G (5 ⁵ ) = 1 + 3 * 3 + 2 * 3 ² = 28 = 0.
This means that errors in positions 3 and 5.
Similarly, you can find the remaining values ​​to make sure that they do not give zeros:
=> (z ^j ) = (3,5,5,0,4,0). As you can see, IDFT is again used in GF (7).

Forni error correction

At the previous stage, the error positions were calculated, it now remains to find the correct values. A polynomial describing the positions of errors: (z) = 1 + 3x + 2x ² . We write it in normalized form, multiplying by 4 and using the properties of GF (7): G (z) = x ² + 5x + 4.
The Forney method is based on the Lagrange interpolation and uses the polynomials we used in the Berlekamp-Messi algorithm.
The method additionally calculates those characters that stand on the ground, not related to the syndrome. These are the positions that correspond to real values, however, other values ​​are calculated for them, which are obtained from the convolution of the error syndrome and the polynomial G. These calculated new values ​​together with the syndrome form the error mask. Next, the IDFT is executed and the result is directly an error, which was previously summed up with the transmitted codeword. It is subtracted from the received word and we get the original transmitted word. Then we execute DFT for the transmitted codeword and finally we get the information. Further, as it happens in the context of the considered example.

We write the error vector F (the last 4 characters are the syndrome that we constantly use, two question marks - in the field of information symbols, this is the error mask) and we denote each symbol with a letter:

The symbols of the error locator polynomial (z) = x2 + 5x + 4 are denoted as:
The multiplication of the polynomial Γ on the Toeplitz matrix in the previous section was, in fact, a cyclic convolution operation: if we write linear equations that are derived from the matrix, we can see that the values ​​that are taken from the syndrome (the values ​​of the Toeplitz matrix) simply change from equation to equation in some places, moving consistently in a certain direction, and this is called convolution. I specifically placed the polynomials F and G on top of each other at the beginning of this paragraph so that you can do convolutions (multiply element by element in a certain order), moving the polynomials visually. Expanding the matrix equation from the previous section and using the notation for the polynomials F and G, just introduced:
0 * F4 + 1 * F3 + 2 * F2 = 0
0 * F5 + 1 * F4 + 2 * F3 = 0
Previously, the convolution was performed only for the syndrome; in the Forni method, it is necessary to do convolutions for F0 and F1, and then find their values:
0 * F3 + 1 * F2 + 2 * F1 = 0
0 * F2 + 1 * F1 + 2 * F0 = 0
F0 = -G0 * F3 - G1 * F2 = 0
F1 = -G0 * F2 - G1 * F1 = 6
That is, F = (6,0,2,1,0,5). We perform IDFT, since the error was summed up with the word that was encoded in IDFT: f = (0,0,0,2,0,6).
Subtract error f from the received code word cf: (4,1,0,4,5,5) - (0,0,0,2,0,6) = s (4,1,0,2,5,6 )
Let's make DFT for this word: c (4,1,0,2,5,6) => C = (3,1,0,0,0,0). And here are our symbols 3 and 1, which had to be transmitted.

Conclusion

Usually, extended Reed-Solomon codes are used, that is, the Galois field is a power of two (GF (2 ^m )), for example, encoding information bytes. The work algorithms are similar to the ones that are discussed in this article.
There are many variations of the algorithm, depending on the application, as well as depending on the age of each particular variety and on the company-developer. The younger the algorithm, the more difficult it is.

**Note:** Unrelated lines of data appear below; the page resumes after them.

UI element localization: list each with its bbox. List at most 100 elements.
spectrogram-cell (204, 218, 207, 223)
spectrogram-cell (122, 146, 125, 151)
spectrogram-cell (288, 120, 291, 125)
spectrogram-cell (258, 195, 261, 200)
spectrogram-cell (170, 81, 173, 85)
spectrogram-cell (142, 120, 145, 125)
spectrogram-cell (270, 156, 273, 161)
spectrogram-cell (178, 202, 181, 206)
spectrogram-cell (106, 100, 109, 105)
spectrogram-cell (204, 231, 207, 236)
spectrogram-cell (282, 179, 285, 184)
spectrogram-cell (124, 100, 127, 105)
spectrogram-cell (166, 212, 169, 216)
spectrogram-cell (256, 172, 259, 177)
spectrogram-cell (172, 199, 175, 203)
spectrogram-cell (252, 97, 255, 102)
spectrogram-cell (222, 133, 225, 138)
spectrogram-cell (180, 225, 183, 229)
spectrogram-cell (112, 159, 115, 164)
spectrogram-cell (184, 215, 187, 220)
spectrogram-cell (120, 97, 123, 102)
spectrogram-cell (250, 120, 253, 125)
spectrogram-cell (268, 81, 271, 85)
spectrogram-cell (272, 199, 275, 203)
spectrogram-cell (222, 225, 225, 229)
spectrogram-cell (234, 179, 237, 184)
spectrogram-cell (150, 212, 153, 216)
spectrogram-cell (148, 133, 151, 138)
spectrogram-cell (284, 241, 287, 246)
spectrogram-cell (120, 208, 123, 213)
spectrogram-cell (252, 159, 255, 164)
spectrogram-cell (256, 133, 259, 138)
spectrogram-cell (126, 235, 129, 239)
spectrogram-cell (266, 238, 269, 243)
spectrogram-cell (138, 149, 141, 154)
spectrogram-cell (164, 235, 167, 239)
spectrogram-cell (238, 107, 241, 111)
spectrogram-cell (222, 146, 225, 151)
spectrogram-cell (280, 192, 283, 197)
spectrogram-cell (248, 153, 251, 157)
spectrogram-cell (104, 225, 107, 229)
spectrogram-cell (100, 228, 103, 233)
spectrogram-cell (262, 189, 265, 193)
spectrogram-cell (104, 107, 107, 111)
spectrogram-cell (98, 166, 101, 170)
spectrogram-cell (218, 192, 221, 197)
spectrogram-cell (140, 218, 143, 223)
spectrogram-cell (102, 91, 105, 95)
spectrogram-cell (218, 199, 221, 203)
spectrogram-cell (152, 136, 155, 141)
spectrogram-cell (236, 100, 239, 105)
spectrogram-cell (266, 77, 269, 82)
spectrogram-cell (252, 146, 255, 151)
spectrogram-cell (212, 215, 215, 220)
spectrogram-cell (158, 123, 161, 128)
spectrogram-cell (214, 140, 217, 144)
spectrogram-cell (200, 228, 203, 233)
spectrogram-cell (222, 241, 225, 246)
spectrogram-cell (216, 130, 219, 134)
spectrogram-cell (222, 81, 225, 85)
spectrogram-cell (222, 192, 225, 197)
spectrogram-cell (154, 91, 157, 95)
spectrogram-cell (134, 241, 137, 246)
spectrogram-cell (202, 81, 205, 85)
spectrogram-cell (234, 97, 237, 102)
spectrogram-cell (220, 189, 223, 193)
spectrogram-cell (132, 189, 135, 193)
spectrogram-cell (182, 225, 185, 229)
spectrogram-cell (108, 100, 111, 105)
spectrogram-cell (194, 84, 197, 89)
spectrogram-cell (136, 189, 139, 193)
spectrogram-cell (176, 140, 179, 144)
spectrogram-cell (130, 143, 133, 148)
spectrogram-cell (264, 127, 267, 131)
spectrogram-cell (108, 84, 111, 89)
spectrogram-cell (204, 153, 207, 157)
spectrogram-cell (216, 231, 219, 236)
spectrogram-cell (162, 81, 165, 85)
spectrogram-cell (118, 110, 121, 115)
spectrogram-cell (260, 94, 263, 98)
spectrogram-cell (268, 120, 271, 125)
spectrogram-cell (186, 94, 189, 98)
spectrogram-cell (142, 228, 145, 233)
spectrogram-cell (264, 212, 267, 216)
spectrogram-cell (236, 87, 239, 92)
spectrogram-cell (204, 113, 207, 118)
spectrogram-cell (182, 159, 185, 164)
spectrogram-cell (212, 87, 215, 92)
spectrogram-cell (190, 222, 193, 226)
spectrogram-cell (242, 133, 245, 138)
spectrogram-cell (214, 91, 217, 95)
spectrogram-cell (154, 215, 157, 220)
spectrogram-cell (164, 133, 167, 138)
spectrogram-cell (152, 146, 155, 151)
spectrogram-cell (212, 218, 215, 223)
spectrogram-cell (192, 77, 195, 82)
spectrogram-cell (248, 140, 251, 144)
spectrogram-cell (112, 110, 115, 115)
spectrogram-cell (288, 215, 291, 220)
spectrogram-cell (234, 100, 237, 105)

Also, many devices use predefined error tables. Under the conditions of using Galois arithmetic, a finite number of possible errors is obtained. This property is used to reduce the number of calculations. Here, if the syndrome is non-zero, it is simply compared with a table of possible erroneous syndromes.

A coding theory course for many is often one of the most difficult. I would be glad if this article will help someone to understand this topic faster.